Oh, converter of carbon dioxide, emitter of oxygen; rife with all manner of positive symbolism such as growth, life, and knowledge. They’re genuinely nature’s good guy.
Until Christmastime, that is, when regular ole evergreens transform into seasonal symbols eliciting spirited debates. That’s when the Douglas fir really starts to fly, and away we go in a manger.
Like so many insidious instruments of divisiveness it goes by many ambiguous names; however, no matter which way you cut it down—whether you call it a Yule tree, a Christmas tree, or a Holiday tree—it is, most assuredly, a Tree of Controversy.

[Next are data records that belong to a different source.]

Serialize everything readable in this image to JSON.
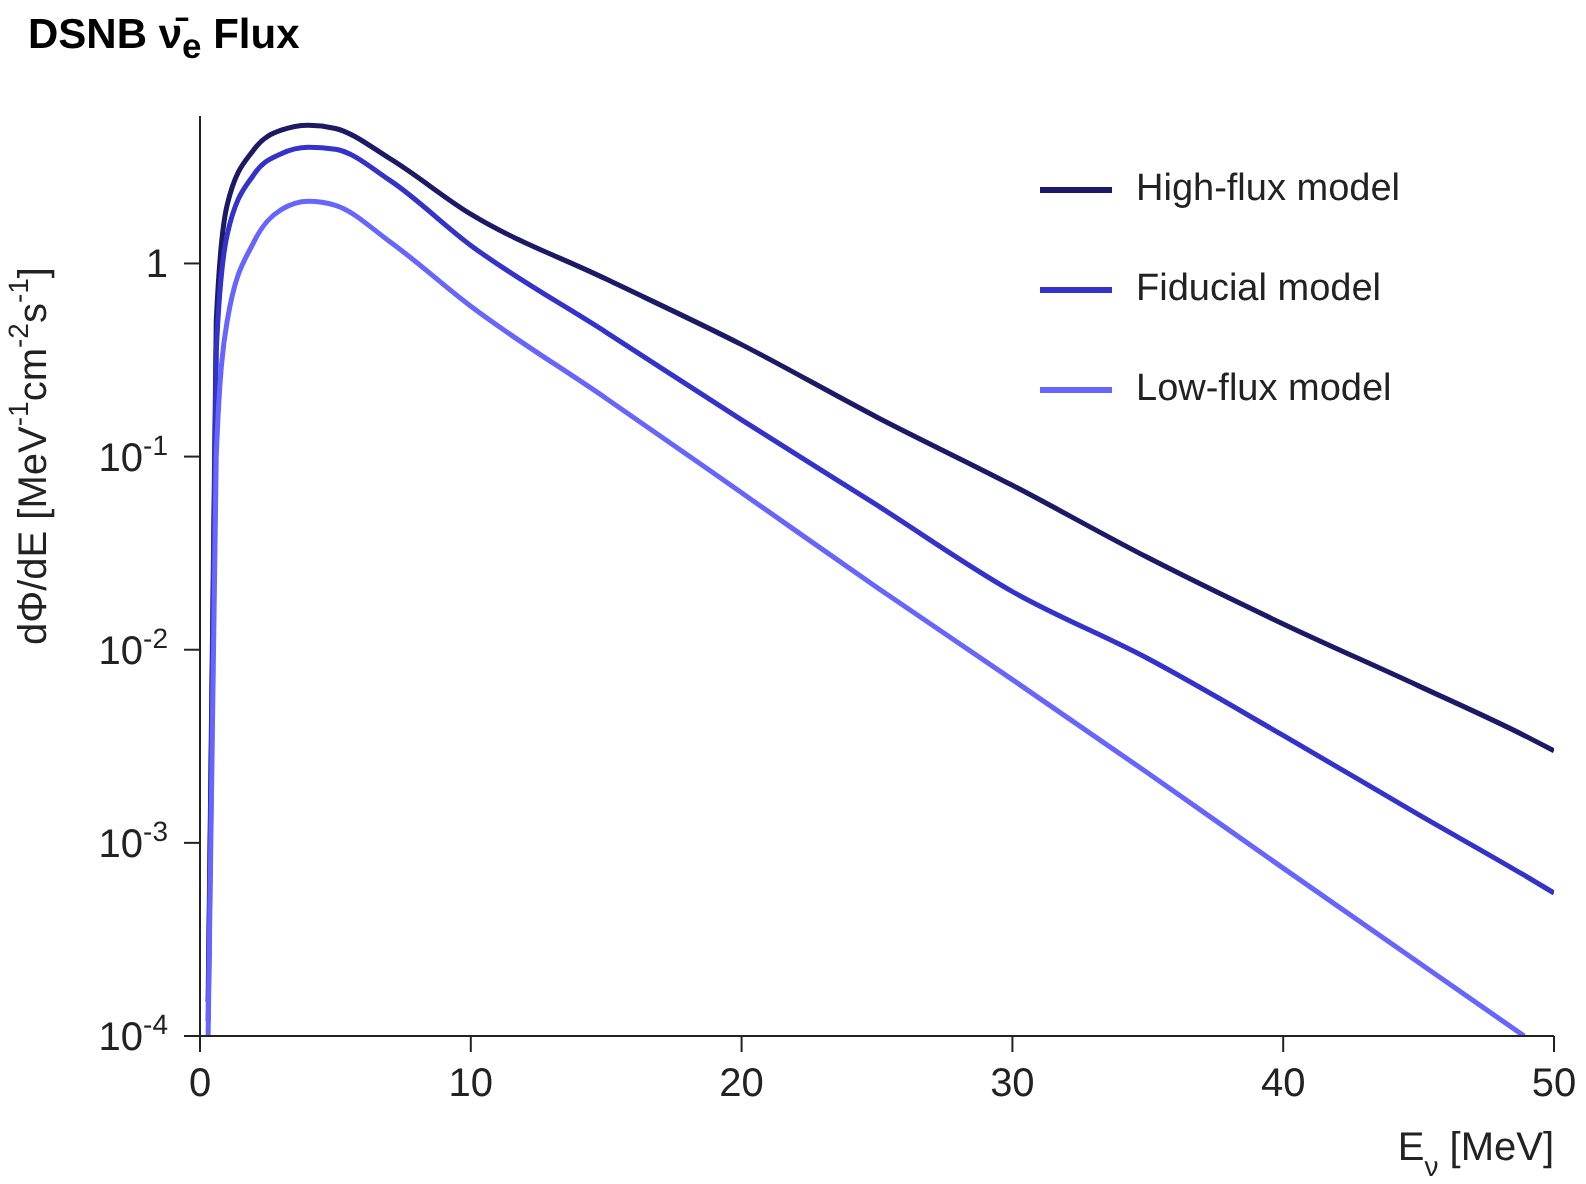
{
  "chart_data": {
    "type": "line",
    "title": "DSNB ν̄$_{e}$ Flux",
    "xlabel": "E$_{ν}$ [MeV]",
    "ylabel": "dΦ/dE [MeV$^{-1}$cm$^{-2}$s$^{-1}$]",
    "x": [
      0.3,
      0.6,
      1,
      2,
      3,
      4,
      5,
      7,
      10,
      15,
      20,
      25,
      30,
      35,
      40,
      45,
      48.9,
      50
    ],
    "series": [
      {
        "name": "High-flux model",
        "color": "#1a1a66",
        "values": [
          0.00015,
          0.5,
          2.0,
          3.9,
          4.9,
          5.2,
          5.0,
          3.5,
          1.8,
          0.83,
          0.38,
          0.16,
          0.071,
          0.03,
          0.0136,
          0.0065,
          0.0036,
          0.003
        ]
      },
      {
        "name": "Fiducial model",
        "color": "#3333cc",
        "values": [
          0.00012,
          0.35,
          1.4,
          2.9,
          3.7,
          4.0,
          3.9,
          2.7,
          1.24,
          0.44,
          0.155,
          0.056,
          0.02,
          0.009,
          0.0036,
          0.0014,
          0.00068,
          0.00055
        ]
      },
      {
        "name": "Low-flux model",
        "color": "#6666ff",
        "values": [
          0.0001,
          0.1,
          0.5,
          1.3,
          1.9,
          2.1,
          2.0,
          1.3,
          0.6,
          0.2,
          0.065,
          0.021,
          0.007,
          0.0023,
          0.00074,
          0.00024,
          0.0001,
          null
        ]
      }
    ],
    "xlim": [
      0,
      50
    ],
    "xticks": [
      0,
      10,
      20,
      30,
      40,
      50
    ],
    "ylim": [
      0.0001,
      5.8
    ],
    "log": true,
    "yticks": [
      {
        "value": 0.0001,
        "label": "10$^{-4}$"
      },
      {
        "value": 0.001,
        "label": "10$^{-3}$"
      },
      {
        "value": 0.01,
        "label": "10$^{-2}$"
      },
      {
        "value": 0.1,
        "label": "10$^{-1}$"
      },
      1
    ],
    "legend": "top right",
    "grid": false,
    "marker": "none",
    "line_style": "solid"
  }
}
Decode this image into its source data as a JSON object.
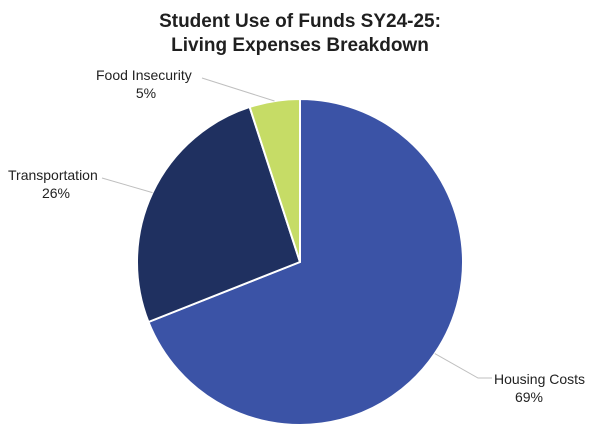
{
  "chart_data": {
    "type": "pie",
    "title": "Student Use of Funds SY24-25:",
    "subtitle": "Living Expenses Breakdown",
    "slices": [
      {
        "label": "Housing Costs",
        "value": 69,
        "value_label": "69%",
        "color": "#3b53a6"
      },
      {
        "label": "Transportation",
        "value": 26,
        "value_label": "26%",
        "color": "#1f3060"
      },
      {
        "label": "Food Insecurity",
        "value": 5,
        "value_label": "5%",
        "color": "#c6dc66"
      }
    ],
    "start_angle_deg": 0,
    "direction": "clockwise",
    "slice_border_color": "#ffffff",
    "leader_line_color": "#bfbfbf",
    "legend": "none"
  }
}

When I was growing up a Christmas tree was just a Christmas tree. The majority of the people I knew who celebrated Christmas had a pine of some sort that was a version of our own slightly spindly, tinsel-enhanced tree. (The rich folks had flocked trees, the 70’s debuting the daring pink-flocked conifer.)
Absent a tree, there might have been a menorah or some other cultural talisman for the season, and there wasn’t much ado being made about the “having” or the “not having” of a Christmas tree.

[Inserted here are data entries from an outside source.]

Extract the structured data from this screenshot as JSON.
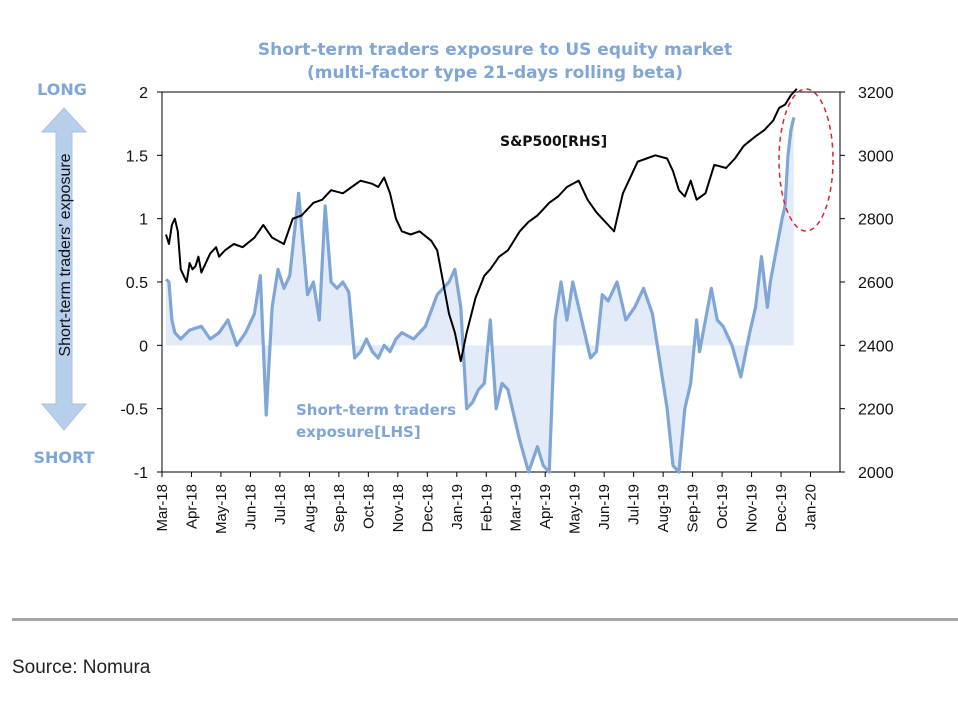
{
  "chart_data": {
    "type": "line",
    "title": "Short-term traders exposure to US equity market",
    "subtitle": "(multi-factor type 21-days rolling beta)",
    "ylabel": "Short-term traders' exposure",
    "direction_labels": {
      "top": "LONG",
      "bottom": "SHORT"
    },
    "x_ticks": [
      "Mar-18",
      "Apr-18",
      "May-18",
      "Jun-18",
      "Jul-18",
      "Aug-18",
      "Sep-18",
      "Oct-18",
      "Nov-18",
      "Dec-18",
      "Jan-19",
      "Feb-19",
      "Mar-19",
      "Apr-19",
      "May-19",
      "Jun-19",
      "Jul-19",
      "Aug-19",
      "Sep-19",
      "Oct-19",
      "Nov-19",
      "Dec-19",
      "Jan-20"
    ],
    "left_axis": {
      "ticks": [
        "2",
        "1.5",
        "1",
        "0.5",
        "0",
        "-0.5",
        "-1"
      ],
      "range": [
        -1,
        2
      ]
    },
    "right_axis": {
      "ticks": [
        "3200",
        "3000",
        "2800",
        "2600",
        "2400",
        "2200",
        "2000"
      ],
      "range": [
        2000,
        3200
      ]
    },
    "series": [
      {
        "name": "S&P500[RHS]",
        "axis": "right",
        "color": "#000000",
        "x": [
          0,
          0.1,
          0.2,
          0.3,
          0.4,
          0.5,
          0.6,
          0.7,
          0.8,
          0.9,
          1,
          1.1,
          1.2,
          1.3,
          1.4,
          1.5,
          1.6,
          1.7,
          1.8,
          2,
          2.3,
          2.6,
          3,
          3.3,
          3.6,
          4,
          4.3,
          4.6,
          5,
          5.3,
          5.6,
          6,
          6.3,
          6.6,
          7,
          7.2,
          7.4,
          7.6,
          7.8,
          8,
          8.3,
          8.6,
          9,
          9.2,
          9.4,
          9.6,
          9.8,
          10,
          10.2,
          10.5,
          10.8,
          11,
          11.3,
          11.6,
          12,
          12.3,
          12.6,
          13,
          13.3,
          13.6,
          14,
          14.3,
          14.6,
          15,
          15.2,
          15.5,
          15.8,
          16,
          16.3,
          16.6,
          17,
          17.2,
          17.4,
          17.6,
          17.8,
          18,
          18.3,
          18.6,
          19,
          19.3,
          19.6,
          20,
          20.3,
          20.6,
          20.8,
          21,
          21.2,
          21.4
        ],
        "values": [
          2750,
          2720,
          2780,
          2800,
          2760,
          2640,
          2620,
          2600,
          2660,
          2640,
          2650,
          2680,
          2630,
          2650,
          2670,
          2690,
          2700,
          2710,
          2680,
          2700,
          2720,
          2710,
          2740,
          2780,
          2740,
          2720,
          2800,
          2810,
          2850,
          2860,
          2890,
          2880,
          2900,
          2920,
          2910,
          2900,
          2930,
          2880,
          2800,
          2760,
          2750,
          2760,
          2730,
          2700,
          2600,
          2500,
          2440,
          2350,
          2440,
          2550,
          2620,
          2640,
          2680,
          2700,
          2760,
          2790,
          2810,
          2850,
          2870,
          2900,
          2920,
          2860,
          2820,
          2780,
          2760,
          2880,
          2940,
          2980,
          2990,
          3000,
          2990,
          2950,
          2890,
          2870,
          2920,
          2860,
          2880,
          2970,
          2960,
          2990,
          3030,
          3060,
          3080,
          3110,
          3150,
          3160,
          3190,
          3210
        ]
      },
      {
        "name": "Short-term traders exposure[LHS]",
        "axis": "left",
        "color": "#7fa6d6",
        "x": [
          0,
          0.1,
          0.2,
          0.3,
          0.5,
          0.8,
          1.2,
          1.5,
          1.8,
          2.1,
          2.4,
          2.7,
          3.0,
          3.2,
          3.4,
          3.6,
          3.8,
          4.0,
          4.2,
          4.5,
          4.8,
          5.0,
          5.2,
          5.4,
          5.6,
          5.8,
          6.0,
          6.2,
          6.4,
          6.6,
          6.8,
          7.0,
          7.2,
          7.4,
          7.6,
          7.8,
          8.0,
          8.4,
          8.8,
          9.2,
          9.6,
          9.8,
          10.0,
          10.2,
          10.4,
          10.6,
          10.8,
          11.0,
          11.2,
          11.4,
          11.6,
          12.0,
          12.3,
          12.6,
          12.8,
          13.0,
          13.2,
          13.4,
          13.6,
          13.8,
          14.0,
          14.2,
          14.4,
          14.6,
          14.8,
          15.0,
          15.3,
          15.6,
          15.9,
          16.2,
          16.5,
          16.8,
          17.0,
          17.2,
          17.4,
          17.6,
          17.8,
          18.0,
          18.1,
          18.3,
          18.5,
          18.7,
          18.9,
          19.2,
          19.5,
          19.8,
          20.0,
          20.2,
          20.4,
          20.5,
          20.7,
          20.9,
          21.0,
          21.1,
          21.2,
          21.3
        ],
        "values": [
          0.52,
          0.5,
          0.2,
          0.1,
          0.05,
          0.12,
          0.15,
          0.05,
          0.1,
          0.2,
          0.0,
          0.1,
          0.25,
          0.55,
          -0.55,
          0.3,
          0.6,
          0.45,
          0.55,
          1.2,
          0.4,
          0.5,
          0.2,
          1.1,
          0.5,
          0.45,
          0.5,
          0.42,
          -0.1,
          -0.05,
          0.05,
          -0.05,
          -0.1,
          0.0,
          -0.05,
          0.05,
          0.1,
          0.05,
          0.15,
          0.4,
          0.5,
          0.6,
          0.3,
          -0.5,
          -0.45,
          -0.35,
          -0.3,
          0.2,
          -0.5,
          -0.3,
          -0.35,
          -0.75,
          -1.0,
          -0.8,
          -0.95,
          -1.0,
          0.2,
          0.5,
          0.2,
          0.5,
          0.3,
          0.1,
          -0.1,
          -0.05,
          0.4,
          0.35,
          0.5,
          0.2,
          0.3,
          0.45,
          0.25,
          -0.2,
          -0.5,
          -0.95,
          -1.0,
          -0.5,
          -0.3,
          0.2,
          -0.05,
          0.2,
          0.45,
          0.2,
          0.15,
          0.0,
          -0.25,
          0.1,
          0.3,
          0.7,
          0.3,
          0.5,
          0.75,
          1.0,
          1.1,
          1.5,
          1.7,
          1.8
        ]
      }
    ],
    "annotation": "dashed red ellipse around Dec-19 highs"
  },
  "source": "Source: Nomura"
}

Nevertheless, to quote that iconic song by The Byrds, “The Times They Are A-Changin”—fast and furious, may I add—to the point that it now seems like there is NO cultural practice in possession of immunity in terms of public commentary.
To summarize the political hullabaloo that rages on each year: It seems several people have had their mellow harshed when other citizens “force” them to gaze upon a Christmas tree when it’s so not their thing.

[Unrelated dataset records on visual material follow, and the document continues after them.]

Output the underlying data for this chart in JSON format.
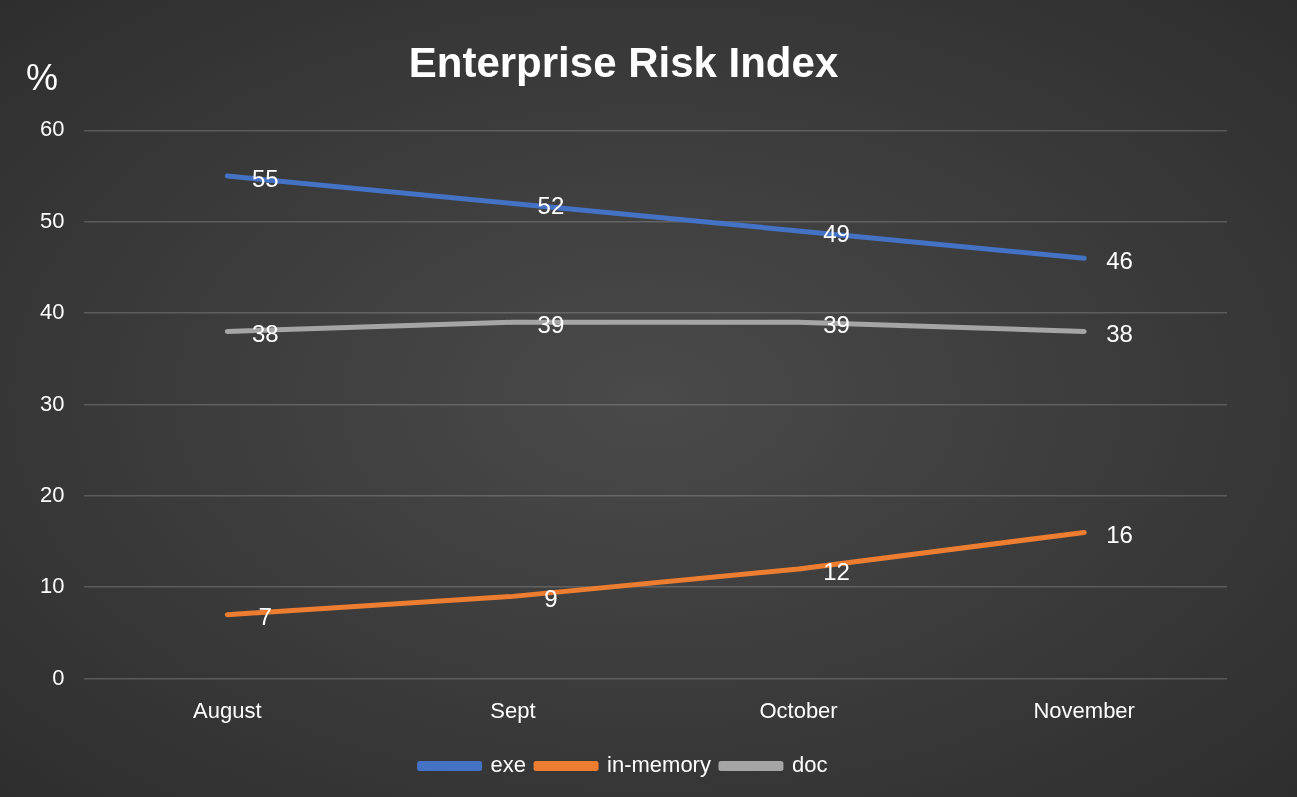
{
  "chart_data": {
    "type": "line",
    "title": "Enterprise Risk Index",
    "ylabel": "%",
    "categories": [
      "August",
      "Sept",
      "October",
      "November"
    ],
    "series": [
      {
        "name": "exe",
        "color": "#4472c4",
        "values": [
          55,
          52,
          49,
          46
        ]
      },
      {
        "name": "in-memory",
        "color": "#ed7d31",
        "values": [
          7,
          9,
          12,
          16
        ]
      },
      {
        "name": "doc",
        "color": "#a5a5a5",
        "values": [
          38,
          39,
          39,
          38
        ]
      }
    ],
    "ylim": [
      0,
      60
    ],
    "yticks": [
      0,
      10,
      20,
      30,
      40,
      50,
      60
    ],
    "grid": "y",
    "legend": "bottom",
    "data_labels": true,
    "marker": "none",
    "line_style": "solid"
  }
}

Therefore, the Christmas tree has become a non-deciduous symbol of incitement. We have a version of this in our family, but it’s not so much about having a tree as it is about what type of tree we’ll display.
To summarize the domestic hullabaloo: It seems several family members have had their mellow harshed when other family members “force” them to gaze upon a type of Christmas tree that is so not their thing. (Think the Douglas/Fraser/Balsam fir versus the Blue/Norway/White spruce versus the Scotch/White/Virginia pine.)
When we do finally settle on the appropriate type of tree, we encounter the next lightning rod of controversy centering around choosing the perfect specimen. During this process, our family uses technical terms like “bushy” and “branchy” when communicating our desires and expectations, which apply to our prospective tree.
Whether we adopt the aforementioned bushy or branchy oxygen-producer is dependent upon who won the rock-paper-scissors contest for that year. In any case one thing is for certain. No matter what, we will acquire a tree that is much too tall and way too wide for our domicile.
This means my husband needs to prune the tree before it can assume the vertical position in our living room. Thus, he steps into his annual non-Nativity-related holiday role of Edward Scissorhands, slicing away until there’s more tree on the floor than will find its way into the stand.
No matter, the end result is the evergreen is now lofty, poised, and looks as though it was meant for its special corner.
This whole photosynthesizing symbol of joy and unity that is the Christmas tree as part of our holiday tradition is a lot like childbirth.